Anyone know anything about the new CLX3.0? release date?


----------



## Guest (Jul 25, 2011)

Interesting! I did a google search, this pdf file came up on the Colnago site http://www.colnago.com/wp-content/files_mf/1308938150CLX3.pdf


----------



## Guest (Jul 25, 2011)

Silly me! I didn't know that it is already published on their website.


----------



## gus6464 (Jun 12, 2011)

The local LBS that carries Colnago said they are getting it by the end of August.
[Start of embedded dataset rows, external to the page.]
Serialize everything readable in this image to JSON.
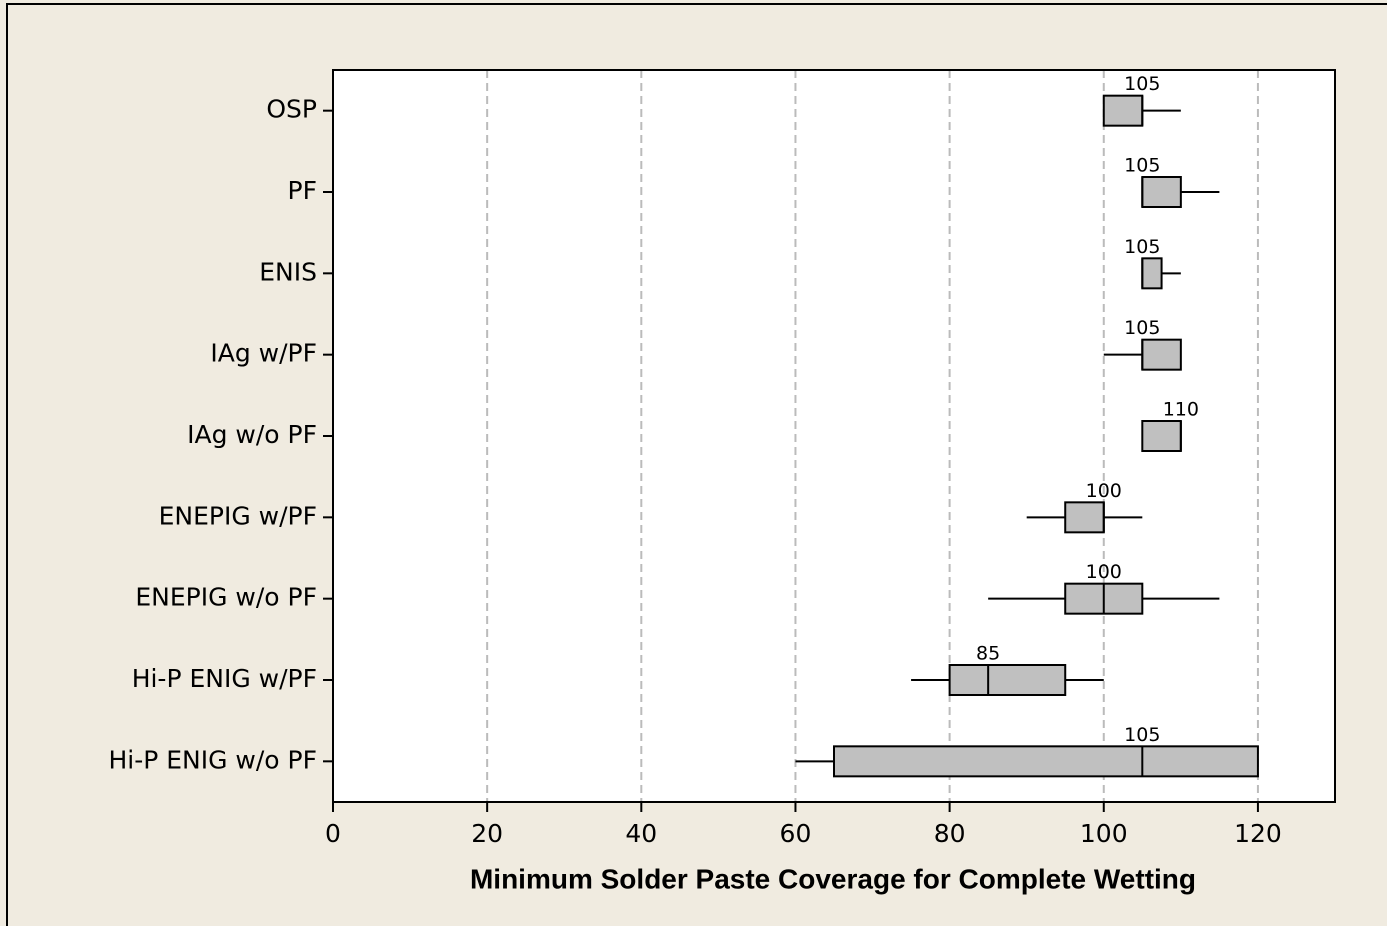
{
  "chart_data": {
    "type": "boxplot",
    "orientation": "horizontal",
    "xlabel": "Minimum Solder Paste Coverage for Complete Wetting",
    "categories": [
      "OSP",
      "PF",
      "ENIS",
      "IAg w/PF",
      "IAg w/o PF",
      "ENEPIG w/PF",
      "ENEPIG w/o PF",
      "Hi-P ENIG w/PF",
      "Hi-P ENIG w/o PF"
    ],
    "boxes": [
      {
        "min": 100,
        "q1": 100,
        "median": 105,
        "q3": 105,
        "max": 110
      },
      {
        "min": 105,
        "q1": 105,
        "median": 105,
        "q3": 110,
        "max": 115
      },
      {
        "min": 105,
        "q1": 105,
        "median": 105,
        "q3": 107.5,
        "max": 110
      },
      {
        "min": 100,
        "q1": 105,
        "median": 105,
        "q3": 110,
        "max": 110
      },
      {
        "min": 105,
        "q1": 105,
        "median": 110,
        "q3": 110,
        "max": 110
      },
      {
        "min": 90,
        "q1": 95,
        "median": 100,
        "q3": 100,
        "max": 105
      },
      {
        "min": 85,
        "q1": 95,
        "median": 100,
        "q3": 105,
        "max": 115
      },
      {
        "min": 75,
        "q1": 80,
        "median": 85,
        "q3": 95,
        "max": 100
      },
      {
        "min": 60,
        "q1": 65,
        "median": 105,
        "q3": 120,
        "max": 120
      }
    ],
    "color": "#c0c0c0",
    "xlim": [
      0,
      130
    ],
    "xticks": [
      0,
      20,
      40,
      60,
      80,
      100,
      120
    ],
    "grid": true
  }
}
The black and yellow is gorgeous and I think it might be my next bike.


----------



## sega355 (Jul 27, 2011)

can it be order with campy group set?


----------



## shokhead (Dec 17, 2002)

Have you guys been on one to ride it?


----------



## creekchub (Feb 7, 2009)

shokhead said:


> Have you guys been on one to ride it?


It's a new frame for 2012... My LBS tells me they can't place orders till the 1st of August... I'd be surprised if someone rode one already.


----------



## shokhead (Dec 17, 2002)

Well a couple of the guys make it sound like A, I like the color so it might be my next bike and B, can it be order with campy like he is ready today. That's what I meant.


----------